Dear all,
Consider the Fortran code w/ OpenACC below, which has loops with a shared 3D array, and a private 1D array. The code crashes (out-of-bounds) with compute-sanitizer
for n > 40
when I use an !$acc kernels loop
directive, but runs well when I use an !$acc parallel loop
directive.

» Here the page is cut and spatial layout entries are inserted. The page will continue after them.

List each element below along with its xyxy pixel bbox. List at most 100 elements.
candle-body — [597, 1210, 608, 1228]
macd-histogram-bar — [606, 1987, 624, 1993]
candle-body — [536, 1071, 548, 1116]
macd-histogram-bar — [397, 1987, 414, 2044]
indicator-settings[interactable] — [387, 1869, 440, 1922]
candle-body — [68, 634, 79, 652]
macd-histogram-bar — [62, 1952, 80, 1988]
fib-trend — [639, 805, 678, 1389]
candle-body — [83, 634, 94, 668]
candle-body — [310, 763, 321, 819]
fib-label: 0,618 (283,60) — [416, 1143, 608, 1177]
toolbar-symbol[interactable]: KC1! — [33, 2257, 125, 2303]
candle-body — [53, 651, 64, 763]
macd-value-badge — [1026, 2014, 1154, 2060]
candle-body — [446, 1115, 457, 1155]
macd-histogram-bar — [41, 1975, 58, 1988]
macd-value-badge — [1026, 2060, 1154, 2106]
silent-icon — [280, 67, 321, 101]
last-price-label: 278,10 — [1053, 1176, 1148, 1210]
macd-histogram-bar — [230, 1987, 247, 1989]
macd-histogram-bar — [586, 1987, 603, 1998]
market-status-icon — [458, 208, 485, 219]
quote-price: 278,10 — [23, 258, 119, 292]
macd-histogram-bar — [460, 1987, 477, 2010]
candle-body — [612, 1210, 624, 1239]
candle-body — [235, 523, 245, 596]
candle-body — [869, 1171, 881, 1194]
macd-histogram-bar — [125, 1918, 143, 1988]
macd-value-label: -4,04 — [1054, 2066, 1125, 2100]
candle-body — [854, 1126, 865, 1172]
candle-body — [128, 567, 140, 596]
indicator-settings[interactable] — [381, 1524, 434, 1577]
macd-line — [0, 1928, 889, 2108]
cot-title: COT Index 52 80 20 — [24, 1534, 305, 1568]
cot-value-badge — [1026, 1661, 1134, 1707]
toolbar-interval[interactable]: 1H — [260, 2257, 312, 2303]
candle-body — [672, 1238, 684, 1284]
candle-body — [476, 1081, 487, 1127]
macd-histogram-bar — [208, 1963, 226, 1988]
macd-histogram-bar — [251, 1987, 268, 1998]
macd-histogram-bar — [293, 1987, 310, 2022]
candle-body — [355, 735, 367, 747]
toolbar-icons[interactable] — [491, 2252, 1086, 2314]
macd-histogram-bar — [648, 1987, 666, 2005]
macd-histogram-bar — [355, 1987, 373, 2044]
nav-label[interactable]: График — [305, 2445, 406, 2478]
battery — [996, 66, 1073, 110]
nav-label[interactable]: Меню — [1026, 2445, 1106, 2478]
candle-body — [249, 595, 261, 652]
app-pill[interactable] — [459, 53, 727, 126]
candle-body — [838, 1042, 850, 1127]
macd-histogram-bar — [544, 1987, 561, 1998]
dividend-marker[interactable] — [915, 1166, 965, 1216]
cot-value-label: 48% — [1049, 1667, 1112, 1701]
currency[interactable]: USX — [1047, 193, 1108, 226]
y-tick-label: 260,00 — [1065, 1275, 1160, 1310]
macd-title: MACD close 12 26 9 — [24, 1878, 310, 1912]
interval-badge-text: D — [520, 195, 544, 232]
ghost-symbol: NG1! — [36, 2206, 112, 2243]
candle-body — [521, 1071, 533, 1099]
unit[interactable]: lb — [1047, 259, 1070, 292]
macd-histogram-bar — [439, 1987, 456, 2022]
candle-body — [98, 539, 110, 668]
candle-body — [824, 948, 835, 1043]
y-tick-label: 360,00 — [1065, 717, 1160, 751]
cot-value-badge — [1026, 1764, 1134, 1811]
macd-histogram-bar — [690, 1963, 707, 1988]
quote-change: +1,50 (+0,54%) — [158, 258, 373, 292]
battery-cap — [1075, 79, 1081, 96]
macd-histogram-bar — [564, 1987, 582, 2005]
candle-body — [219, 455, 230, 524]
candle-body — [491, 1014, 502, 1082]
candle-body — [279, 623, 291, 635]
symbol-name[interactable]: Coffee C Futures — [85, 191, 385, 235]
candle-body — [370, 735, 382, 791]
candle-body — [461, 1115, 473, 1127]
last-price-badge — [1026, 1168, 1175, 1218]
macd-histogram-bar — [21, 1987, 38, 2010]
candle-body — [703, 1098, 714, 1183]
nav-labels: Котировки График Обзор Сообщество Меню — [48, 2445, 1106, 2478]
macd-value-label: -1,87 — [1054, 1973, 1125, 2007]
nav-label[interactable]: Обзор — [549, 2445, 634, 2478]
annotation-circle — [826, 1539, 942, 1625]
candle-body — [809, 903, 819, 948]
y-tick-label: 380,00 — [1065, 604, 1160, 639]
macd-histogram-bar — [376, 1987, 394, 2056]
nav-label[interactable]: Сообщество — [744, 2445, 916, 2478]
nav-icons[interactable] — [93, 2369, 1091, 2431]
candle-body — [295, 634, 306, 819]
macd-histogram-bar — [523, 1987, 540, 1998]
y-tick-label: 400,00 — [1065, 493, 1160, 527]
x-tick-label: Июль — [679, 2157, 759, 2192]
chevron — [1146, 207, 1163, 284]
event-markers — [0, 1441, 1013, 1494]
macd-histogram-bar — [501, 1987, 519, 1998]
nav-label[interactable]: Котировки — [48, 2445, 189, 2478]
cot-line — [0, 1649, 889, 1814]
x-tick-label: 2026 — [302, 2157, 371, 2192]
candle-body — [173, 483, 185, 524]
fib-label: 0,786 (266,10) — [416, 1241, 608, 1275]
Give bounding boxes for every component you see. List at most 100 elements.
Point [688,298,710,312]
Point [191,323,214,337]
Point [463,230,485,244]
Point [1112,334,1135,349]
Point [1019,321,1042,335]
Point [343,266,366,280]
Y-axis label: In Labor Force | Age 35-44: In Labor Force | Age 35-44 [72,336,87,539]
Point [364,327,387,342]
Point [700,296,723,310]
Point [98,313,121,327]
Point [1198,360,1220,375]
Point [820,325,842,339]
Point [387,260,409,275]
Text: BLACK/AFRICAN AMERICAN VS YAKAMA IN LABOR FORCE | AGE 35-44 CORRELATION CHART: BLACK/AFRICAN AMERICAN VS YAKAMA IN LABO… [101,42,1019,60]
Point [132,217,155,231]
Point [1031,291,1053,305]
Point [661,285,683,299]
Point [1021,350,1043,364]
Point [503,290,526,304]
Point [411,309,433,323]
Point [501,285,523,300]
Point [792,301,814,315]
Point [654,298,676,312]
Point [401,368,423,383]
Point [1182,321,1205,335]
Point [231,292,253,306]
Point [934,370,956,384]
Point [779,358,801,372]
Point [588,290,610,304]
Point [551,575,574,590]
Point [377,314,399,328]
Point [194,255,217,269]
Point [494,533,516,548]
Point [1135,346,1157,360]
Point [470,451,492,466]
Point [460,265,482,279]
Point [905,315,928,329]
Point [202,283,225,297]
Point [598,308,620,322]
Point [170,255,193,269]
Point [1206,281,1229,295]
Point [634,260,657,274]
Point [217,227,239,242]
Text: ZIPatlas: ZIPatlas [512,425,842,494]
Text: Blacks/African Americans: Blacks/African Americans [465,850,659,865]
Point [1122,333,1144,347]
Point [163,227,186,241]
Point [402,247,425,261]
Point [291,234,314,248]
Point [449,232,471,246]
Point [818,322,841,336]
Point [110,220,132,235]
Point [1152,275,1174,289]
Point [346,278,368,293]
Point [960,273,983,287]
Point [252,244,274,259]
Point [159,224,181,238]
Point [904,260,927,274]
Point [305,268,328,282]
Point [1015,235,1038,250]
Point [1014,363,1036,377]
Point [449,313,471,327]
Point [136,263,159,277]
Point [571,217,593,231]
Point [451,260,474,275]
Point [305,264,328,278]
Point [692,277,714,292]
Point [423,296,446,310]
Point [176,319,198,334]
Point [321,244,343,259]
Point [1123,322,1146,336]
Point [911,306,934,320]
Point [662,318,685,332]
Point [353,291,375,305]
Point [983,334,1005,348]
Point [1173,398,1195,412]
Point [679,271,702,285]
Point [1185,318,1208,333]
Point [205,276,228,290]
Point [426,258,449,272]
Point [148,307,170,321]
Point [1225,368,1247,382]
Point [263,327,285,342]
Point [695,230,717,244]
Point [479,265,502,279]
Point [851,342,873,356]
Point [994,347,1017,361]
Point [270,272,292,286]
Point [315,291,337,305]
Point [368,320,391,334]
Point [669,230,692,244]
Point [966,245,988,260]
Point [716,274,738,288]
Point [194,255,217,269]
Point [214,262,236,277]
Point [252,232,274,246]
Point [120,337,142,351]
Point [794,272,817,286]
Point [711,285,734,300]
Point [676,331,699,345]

I wonder if this is expected due to some bad practice on my end, or if this unveils a compiler bug? -Minfo=accel
seems to hint that the generated kernels are equivalent…
To test the code:
for MODE in GOOD BAD; do nvfortran -acc -Minfo=accel -cpp -D_${MODE} test.f90 && compute-sanitizer ./a.out; done
The code:
program p
implicit none
integer, parameter :: n = 41 ! works on my Quadro P2000 for n <= 40
real, allocatable, dimension(:,:,:) :: p2d
real, allocatable, dimension(:) :: p1d
integer :: i,j,k
!
allocate(p1d(n))
allocate(p2d(n,n,n))
!$acc enter data create(p1d,p2d)
#if defined(_GOOD)
!$acc parallel loop collapse(3) default(present) private(p1d)
do k=1,n
do j=1,n
do i=1,n
p1d(i) = 1.*j*k
p2d(i,j,k) = p1d(i)
enddo
enddo
enddo
!$acc end parallel
#elif defined(_BAD)
!$acc kernels loop collapse(3) default(present) private(p1d)
do k=1,n
do j=1,n
do i=1,n
p1d(i) = 1.*j*k
p2d(i,j,k) = p1d(i)
enddo
enddo
enddo
!$acc end kernels
#endif
!$acc exit data copyout(p2d)
if( int(p2d(10,9,10)) == 90 ) then
print*, 'Success!'
else
print*, 'Failure!'
endif
end
Thanks in advance for your feedback! (I posted this question in an OpenACC slack group, but it seems appropriate to ask it here.)